About SeekQuarry/Yioop
SeekQuarry is the parent site for Yioop. Both SeekQuarry and Yioop were written mainly by myself, Chris Pollett. The project began in Nov. 2009 and had its first publically available release in August, 2010.
The Yioop and SeekQuarry Names
When looking for names for my search engine, I was originally thinking about using the name SeekQuarry whose domain name hadn't been registered. After deciding that I would use Yioop for the name of my search engine site, I decided I would use SeekQuarry as a site to publish the software that is used in the Yioop engine. That is, yioop.com is a live site that demonstrates the open source search engine software distributed on the seekquarry.com site.
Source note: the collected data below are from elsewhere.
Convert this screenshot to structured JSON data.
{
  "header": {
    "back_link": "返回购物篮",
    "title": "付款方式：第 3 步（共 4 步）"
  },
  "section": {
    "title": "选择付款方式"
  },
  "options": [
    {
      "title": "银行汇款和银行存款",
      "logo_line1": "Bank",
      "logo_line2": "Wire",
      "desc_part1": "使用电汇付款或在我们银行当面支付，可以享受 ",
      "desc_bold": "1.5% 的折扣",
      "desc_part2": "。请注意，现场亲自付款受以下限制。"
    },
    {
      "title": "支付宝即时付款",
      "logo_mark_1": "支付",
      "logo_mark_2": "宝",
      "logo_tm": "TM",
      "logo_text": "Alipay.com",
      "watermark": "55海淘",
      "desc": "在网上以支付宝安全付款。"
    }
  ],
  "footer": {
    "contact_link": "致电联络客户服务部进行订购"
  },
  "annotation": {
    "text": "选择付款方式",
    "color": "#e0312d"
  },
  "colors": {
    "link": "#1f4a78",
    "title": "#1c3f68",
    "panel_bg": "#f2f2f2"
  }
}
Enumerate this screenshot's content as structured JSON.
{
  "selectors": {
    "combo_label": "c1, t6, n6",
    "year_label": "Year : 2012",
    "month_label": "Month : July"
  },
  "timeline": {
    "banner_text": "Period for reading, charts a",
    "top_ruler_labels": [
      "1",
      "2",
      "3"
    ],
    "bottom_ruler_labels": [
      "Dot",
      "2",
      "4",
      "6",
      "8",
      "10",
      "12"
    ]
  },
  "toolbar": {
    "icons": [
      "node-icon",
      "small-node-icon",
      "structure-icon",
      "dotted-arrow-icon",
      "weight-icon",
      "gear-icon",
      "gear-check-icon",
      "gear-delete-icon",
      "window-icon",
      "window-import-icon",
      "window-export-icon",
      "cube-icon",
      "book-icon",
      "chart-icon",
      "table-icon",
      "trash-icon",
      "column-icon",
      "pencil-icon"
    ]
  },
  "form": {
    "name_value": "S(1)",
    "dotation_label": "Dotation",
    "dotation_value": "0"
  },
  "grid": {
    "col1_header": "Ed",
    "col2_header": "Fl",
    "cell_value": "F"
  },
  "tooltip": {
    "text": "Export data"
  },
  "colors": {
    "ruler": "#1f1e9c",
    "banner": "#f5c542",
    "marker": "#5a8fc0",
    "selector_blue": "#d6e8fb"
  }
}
The name Yioop has the following history: I was looking for names that hadn't already been registered. My wife is Vietnamese, so I thought I might have better luck with Vietnamese words since all the English ones seemed to have been taken. I started with the word giup, which is the way to spell 'help' in Vietnamese if you remove the accents. It was already taken. Then I tried yoop, which is my lame way of pronouncing how giup sounds like in English. It was already taken. So then I combined the two to get Yioop.
Dictionary Data
Bloom filters for n grams on the Yioop test site were generated using Wikimedia Page View Statistics. Trie's for word suggestion for all languages other than Vietnamese were built using the Wiktionary Frequency Lists. These are available under a Creative Commons Share Alike 3.0 Unported License as described on Wikipedia's Download page. The derived data files (if they were created for that language) for a language IANA tag, locale-tag, can be found in the locale/locale-tag/resources folder of the Yioop project. These are also licensed using the same license. For Vietnamese, I used the following Vietnamese Word List obtained with permision from Ho Ngoc Duc.
Additional Credits
Several people helped with localization: Mary Pollett, Jonathan Ben-David, Ismail.B, Andrea Brunetti, Thanh Bui, Sujata Dongre, Animesh Dutta, Aida Khosroshahi, Youn Kim, Akshat Kukreti, Vijeth Patil, Chao-Hsin Shih, Ahmed Kamel Taha, and Sugi Widjaja. Thanks to Ravi Dhillon, Akshat Kukreti, Tanmayee Potluri, Shawn Tice, and Sandhya Vissapragada for creating patches for Yioop issues. Several of my master's students have done projects related to Yioop: Amith Chandranna, Priya Gangaraju, Vijaya Pamidi, Vijeth Patil, Vijaya Sinha, Tarun Pepira, Tanmayee Potluri, and Sandhya Vissapragada. Amith's code related to an Online version of the HITs algorithm. It is not currently in the main branch of Yioop, but it is obtainable from Amith Chandranna's student page. Vijaya Pamidi developed a Firefox web traffic extension for Yioop. Her code is also obtainable from Vijaya Pamidi's master's pages. Her project was later extended by Tarun Ramaswamy. Neither of these projects is currently in the main Yioop repository. Vijeth Patil's Project involved adding support for Twitter and RSS feeds to add additional real-time search results to the standard search results. This is not currently in main repository. Tanmayee Potluri's Project added log and database archive iterators for Yioop. It is currently not in the main branch. Vijaya Sinha's Project concerned using Open Street Map data in Yioop. This code is also not currently in the main branch. Priya Gangaraju's code served as the basis for the plugin feature currently in Yioop. Shawn Tice's CS288 project served as the basis of a rewrite of the archive crawl feature of Yioop for the multi-queue server setting. Sandhya Vissapragada's Master project served as the basis for the autosuggest and spell checking functionality in Yioop. The following other students have created text processors for Yioop: Nakul Natu (pptx), Vijeth Patil (epub), and Tarun Ramaswamy (xslx). Akshat Kukreti created the Italian language stemmer based on the Snowball version at http://tartarus.org/.